Kulinarnie sobie dziś z Młodym zrobiliśmy Dzień Dziecka i upiekliśmy babki. Przepis jest tak prosty , a wykonanie tak ekspresowe, że zaczęłam podejrzewać, że Młody sam by se z nimi poradził, gdybym mu tylko na to pozwoliła :D
SKŁADNIKI:
- 2 szklanki mąki
- 2/3 szklanki cukru
- 2 łyżeczki proszku do pieczenia
- 1 szklanka mleka
- 100 g roztopionego i ostudzonego masła
- 1 jajko
- 3 gruszki
Gruszki obieramy, kroimy w kosteczkę.
Wszystkie składniki, oprócz owoców mieszamy starannie.
Do papilotek wlewamy odrobinę ciasta. Później wrzucamy po kilka kostek gruszek. Dopełniamy papilotki ciastem tak, aby były pełne do 2/3 wysokości.
Pieczemy około 20 minut w temperaturze 200 stopni w piekarniku.
K O N I E C
Ej, ej, ej ...jeszcze najlepsza część - jedzenie. Dzieciaki zadowolone? :D
chętnie wypróbuję, ale napisz proszę co to są za składniki oprócz gruszek, z których robi się ciasto;)

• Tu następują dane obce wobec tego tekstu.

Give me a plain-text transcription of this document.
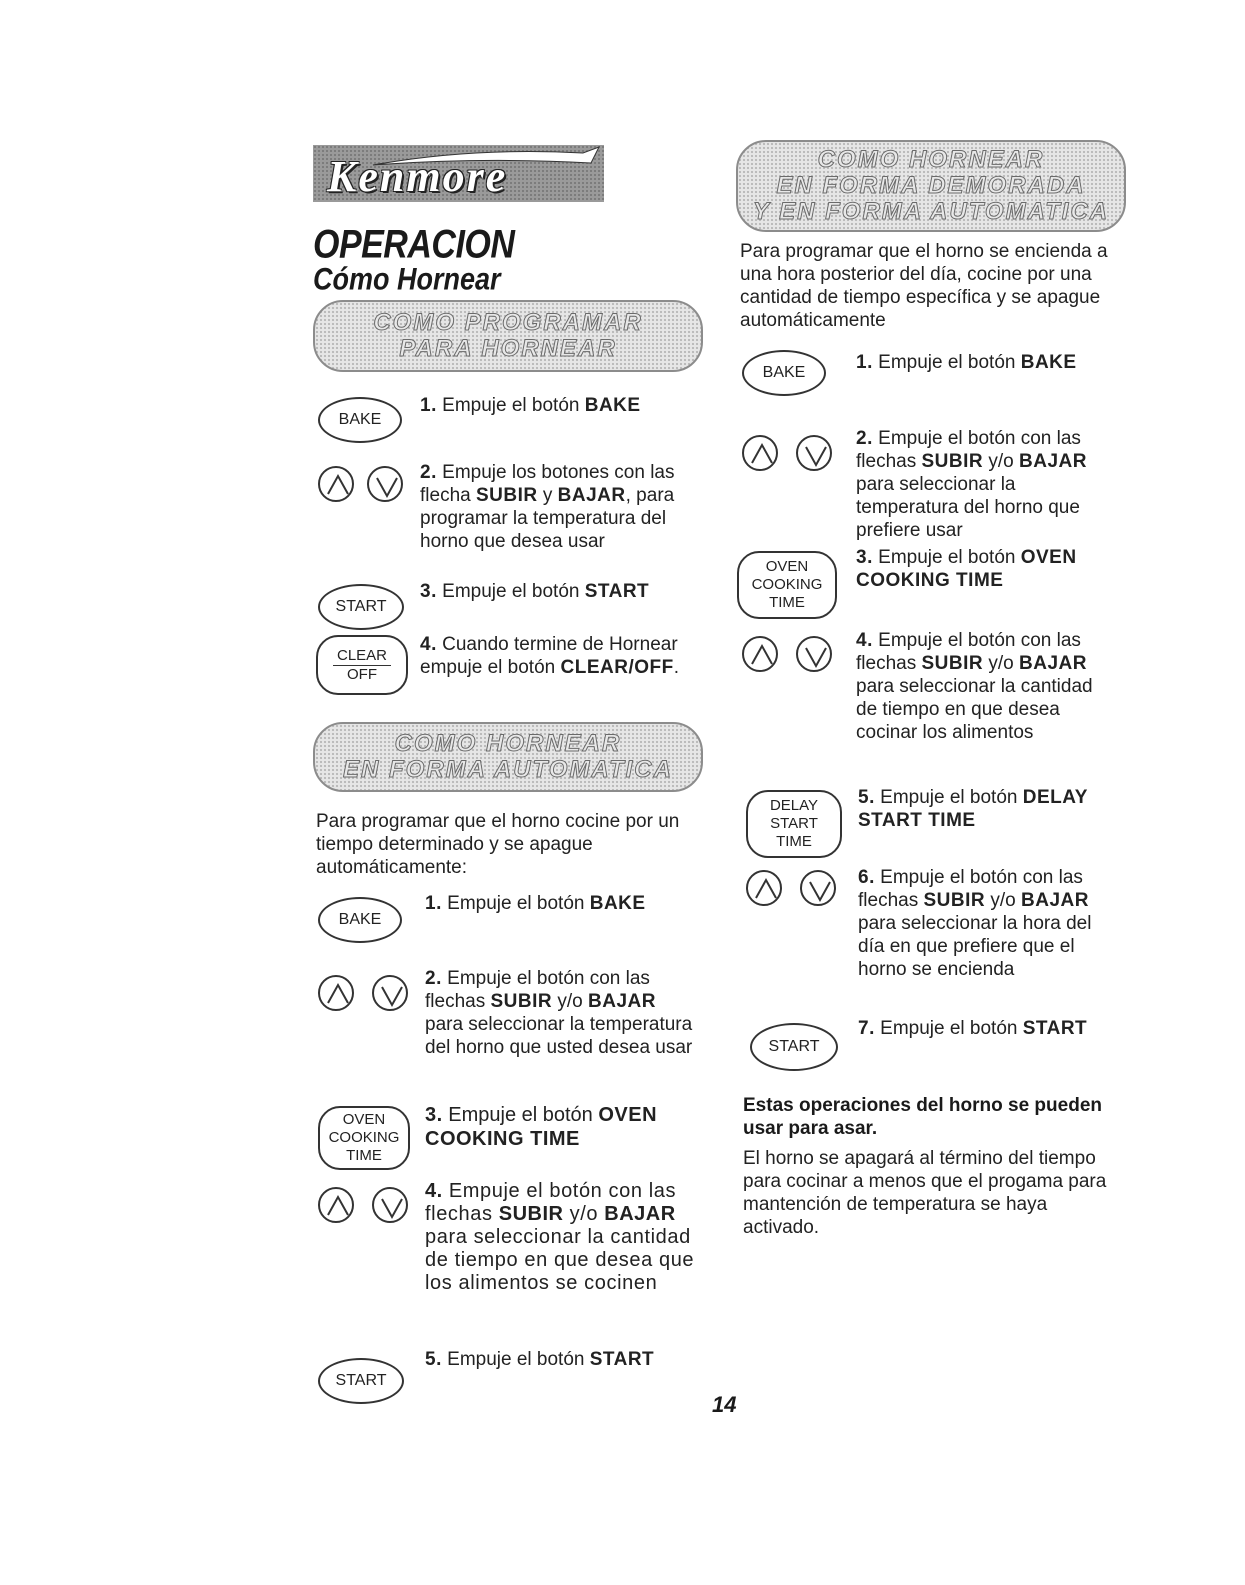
Kenmore
OPERACION
Cómo Hornear
COMO PROGRAMAR
PARA HORNEAR
BAKE
1. Empuje el botón BAKE
2. Empuje los botones con las flecha SUBIR y BAJAR, para programar la temperatura del horno que desea usar
START
3. Empuje el botón START
CLEAR
OFF
4. Cuando termine de Hornear empuje el botón CLEAR/OFF.
COMO HORNEAR
EN FORMA AUTOMATICA
Para programar que el horno cocine por un tiempo determinado y se apague automáticamente:
BAKE
1. Empuje el botón BAKE
2. Empuje el botón con las flechas SUBIR y/o BAJAR para seleccionar la temperatura del horno que usted desea usar
OVEN
COOKING
TIME
3. Empuje el botón OVEN COOKING TIME
4. Empuje el botón con las flechas SUBIR y/o BAJAR para seleccionar la cantidad de tiempo en que desea que los alimentos se cocinen
START
5. Empuje el botón START
COMO HORNEAR
EN FORMA DEMORADA
Y EN FORMA AUTOMATICA
Para programar que el horno se encienda a una hora posterior del día, cocine por una cantidad de tiempo específica y se apague automáticamente
BAKE	1. Empuje el botón BAKE
2. Empuje el botón con las flechas SUBIR y/o BAJAR para seleccionar la temperatura del horno que prefiere usar
OVEN
COOKING
TIME
3. Empuje el botón OVEN COOKING TIME
4. Empuje el botón con las flechas SUBIR y/o BAJAR para seleccionar la cantidad de tiempo en que desea cocinar los alimentos
DELAY
START
TIME
5. Empuje el botón DELAY START TIME
6. Empuje el botón con las flechas SUBIR y/o BAJAR para seleccionar la hora del día en que prefiere que el horno se encienda
START
7. Empuje el botón START
Estas operaciones del horno se pueden usar para asar.
El horno se apagará al término del tiempo para cocinar a menos que el progama para mantención de temperatura se haya activado.
14
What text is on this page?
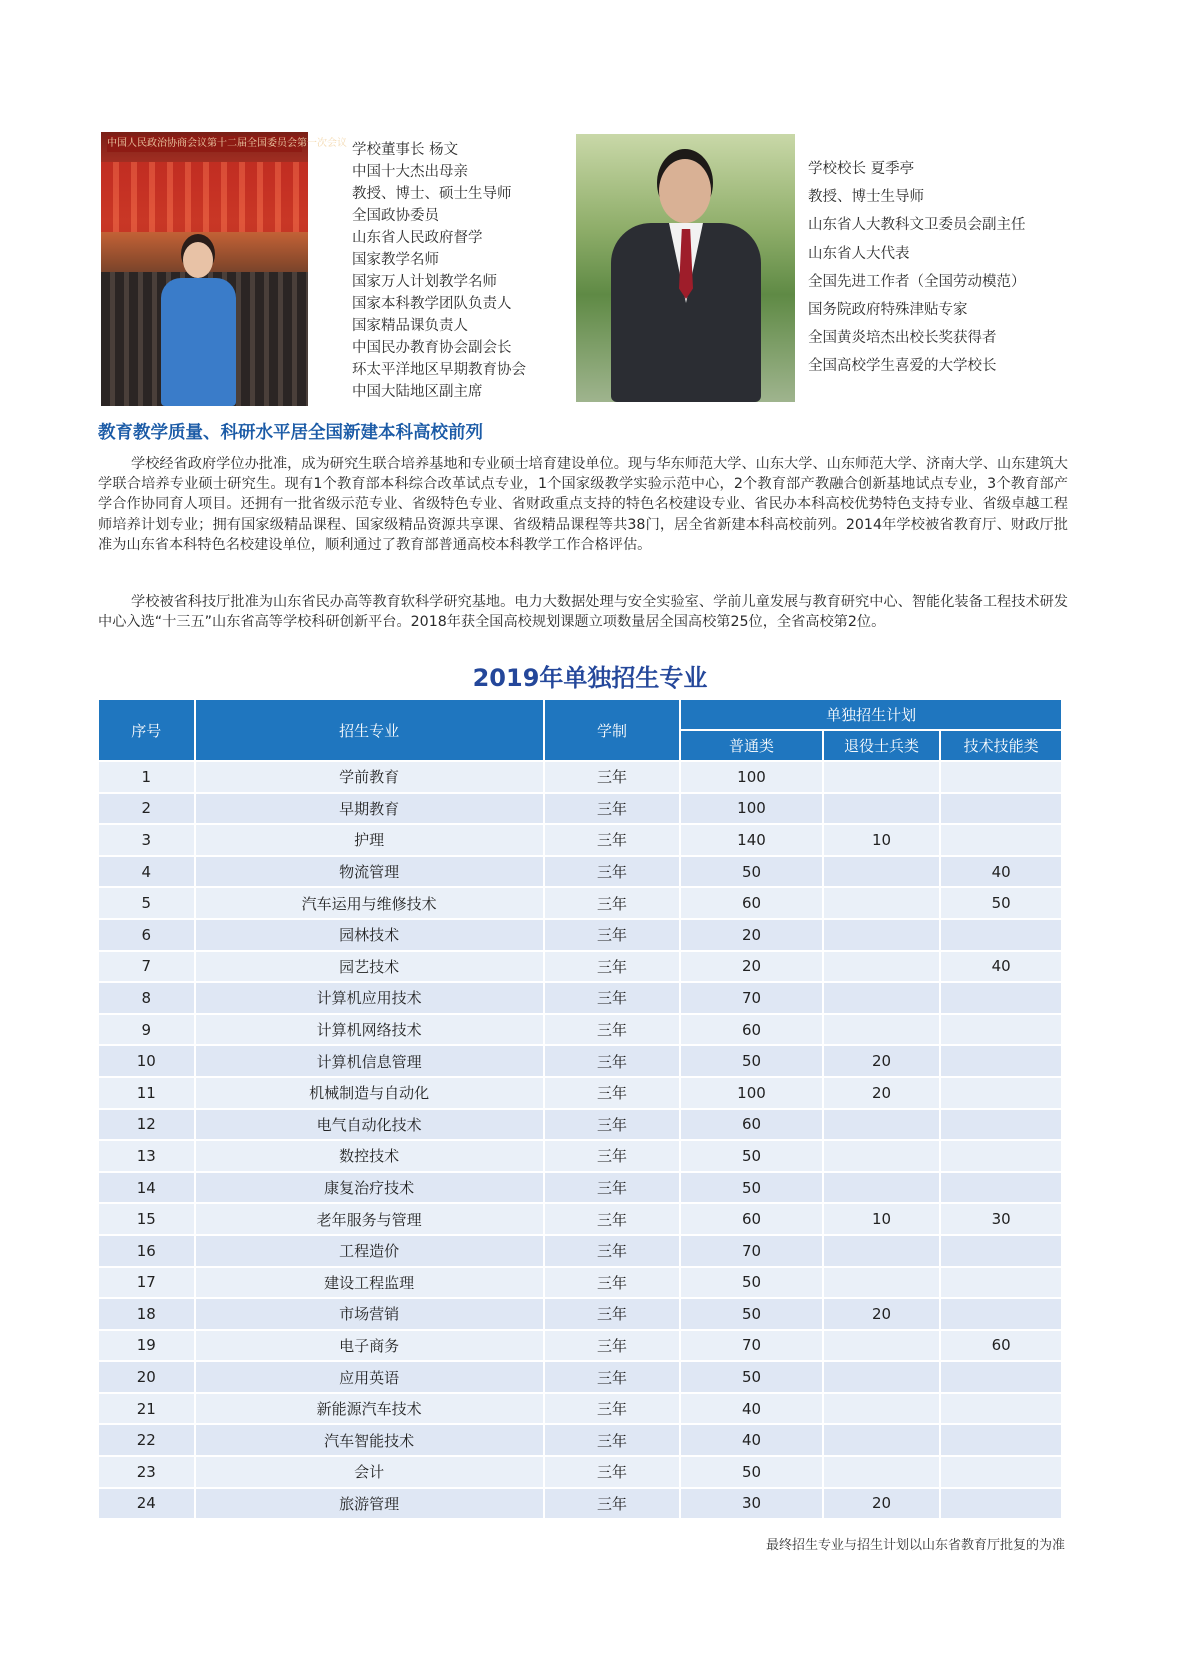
中国人民政治协商会议第十二届全国委员会第一次会议 学校董事长 杨文
中国十大杰出母亲
教授、博士、硕士生导师
全国政协委员
山东省人民政府督学
国家教学名师
国家万人计划教学名师
国家本科教学团队负责人
国家精品课负责人
中国民办教育协会副会长
环太平洋地区早期教育协会
中国大陆地区副主席
学校校长 夏季亭
教授、博士生导师
山东省人大教科文卫委员会副主任
山东省人大代表
全国先进工作者（全国劳动模范）
国务院政府特殊津贴专家
全国黄炎培杰出校长奖获得者
全国高校学生喜爱的大学校长
教育教学质量、科研水平居全国新建本科高校前列

学校经省政府学位办批准，成为研究生联合培养基地和专业硕士培育建设单位。现与华东师范大学、山东大学、山东师范大学、济南大学、山东建筑大学联合培养专业硕士研究生。现有1个教育部本科综合改革试点专业，1个国家级教学实验示范中心，2个教育部产教融合创新基地试点专业，3个教育部产学合作协同育人项目。还拥有一批省级示范专业、省级特色专业、省财政重点支持的特色名校建设专业、省民办本科高校优势特色支持专业、省级卓越工程师培养计划专业；拥有国家级精品课程、国家级精品资源共享课、省级精品课程等共38门，居全省新建本科高校前列。2014年学校被省教育厅、财政厅批准为山东省本科特色名校建设单位，顺利通过了教育部普通高校本科教学工作合格评估。

学校被省科技厅批准为山东省民办高等教育软科学研究基地。电力大数据处理与安全实验室、学前儿童发展与教育研究中心、智能化装备工程技术研发中心入选“十三五”山东省高等学校科研创新平台。2018年获全国高校规划课题立项数量居全国高校第25位，全省高校第2位。

2019年单独招生专业
序号	招生专业	学制	单独招生计划		
			普通类	退役士兵类	技术技能类
1	学前教育	三年	100		
2	早期教育	三年	100		
3	护理	三年	140	10	
4	物流管理	三年	50		40
5	汽车运用与维修技术	三年	60		50
6	园林技术	三年	20		
7	园艺技术	三年	20		40
8	计算机应用技术	三年	70		
9	计算机网络技术	三年	60		
10	计算机信息管理	三年	50	20	
11	机械制造与自动化	三年	100	20	
12	电气自动化技术	三年	60		
13	数控技术	三年	50		
14	康复治疗技术	三年	50		
15	老年服务与管理	三年	60	10	30
16	工程造价	三年	70		
17	建设工程监理	三年	50		
18	市场营销	三年	50	20	
19	电子商务	三年	70		60
20	应用英语	三年	50		
21	新能源汽车技术	三年	40		
22	汽车智能技术	三年	40		
23	会计	三年	50		
24	旅游管理	三年	30	20	

最终招生专业与招生计划以山东省教育厅批复的为准
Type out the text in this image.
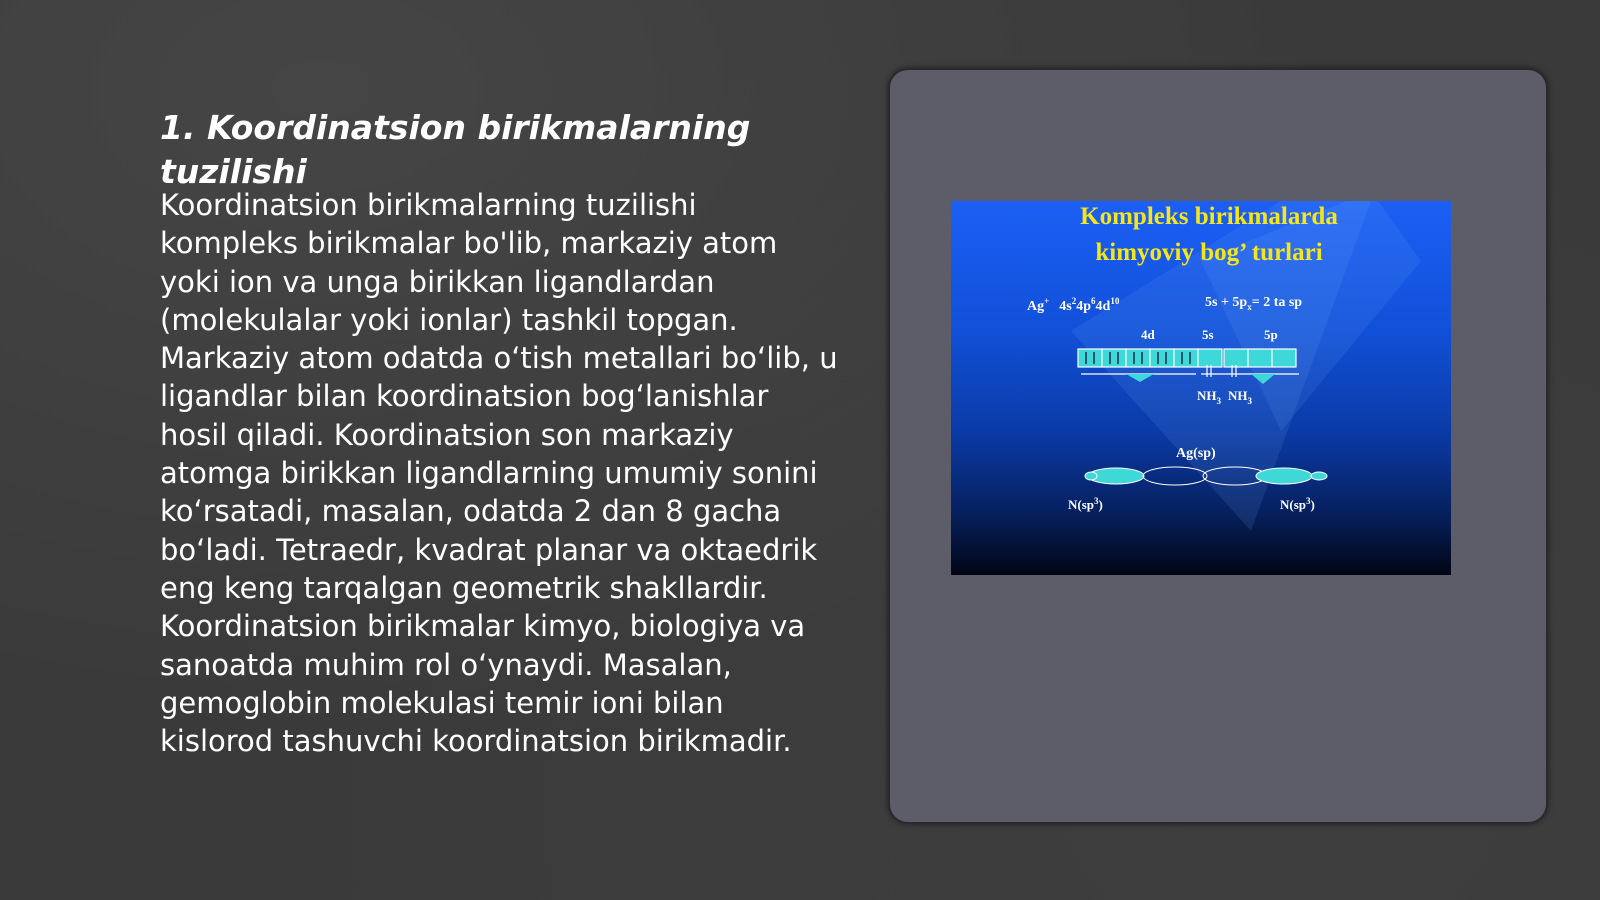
1. Koordinatsion birikmalarning tuzilishi

Koordinatsion birikmalarning tuzilishi kompleks birikmalar bo'lib, markaziy atom yoki ion va unga birikkan ligandlardan (molekulalar yoki ionlar) tashkil topgan. Markaziy atom odatda o‘tish metallari bo‘lib, u ligandlar bilan koordinatsion bog‘lanishlar hosil qiladi. Koordinatsion son markaziy atomga birikkan ligandlarning umumiy sonini ko‘rsatadi, masalan, odatda 2 dan 8 gacha bo‘ladi. Tetraedr, kvadrat planar va oktaedrik eng keng tarqalgan geometrik shakllardir. Koordinatsion birikmalar kimyo, biologiya va sanoatda muhim rol o‘ynaydi. Masalan, gemoglobin molekulasi temir ioni bilan kislorod tashuvchi koordinatsion birikmadir.

Kompleks birikmalarda
kimyoviy bog’ turlari
Ag+ $4s^24p^64d^{10}$	$5s + 5p_x= 2$ ta sp
4d	5s	5p
$NH_3$ $NH_3$
Ag(sp)
$N(sp^3)$	$N(sp^3)$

OdpowiedzUsuńHehe, nie zauważyłam,że nie wkleiły mi się składniki :) Dzięki ! Już poprawiam :)
OdpowiedzUsuńo rany jakie banalne:) szkoda, że nie mam tych papierków, bo zrobiłabym jeszcze dzisiaj. aaaa.... i piekarnika:p
OdpowiedzUsuńheheh po papierki to wystarczyłoby wyskoczyć do sklepu ale bez piekarnika to juz trudniej Ci pójdzie z babeczkami :D
OdpowiedzUsuńpocieszę cię żę ja dopiero może od jakiegoś roku mam w miarę dobry piekarnik i nadrabiam pieczenie namiętnie-to dlatego się cieszę z tych "wypieków" jak dzieciaczek :D
Uwielbiam muffinki!!<3
OdpowiedzUsuńno muffinki świetne :) ja też uwielbiam takie rzeczy robić z moim młodym :)
OdpowiedzUsuńKurdę spóźniłam się na muminka znaczy mufinka ;)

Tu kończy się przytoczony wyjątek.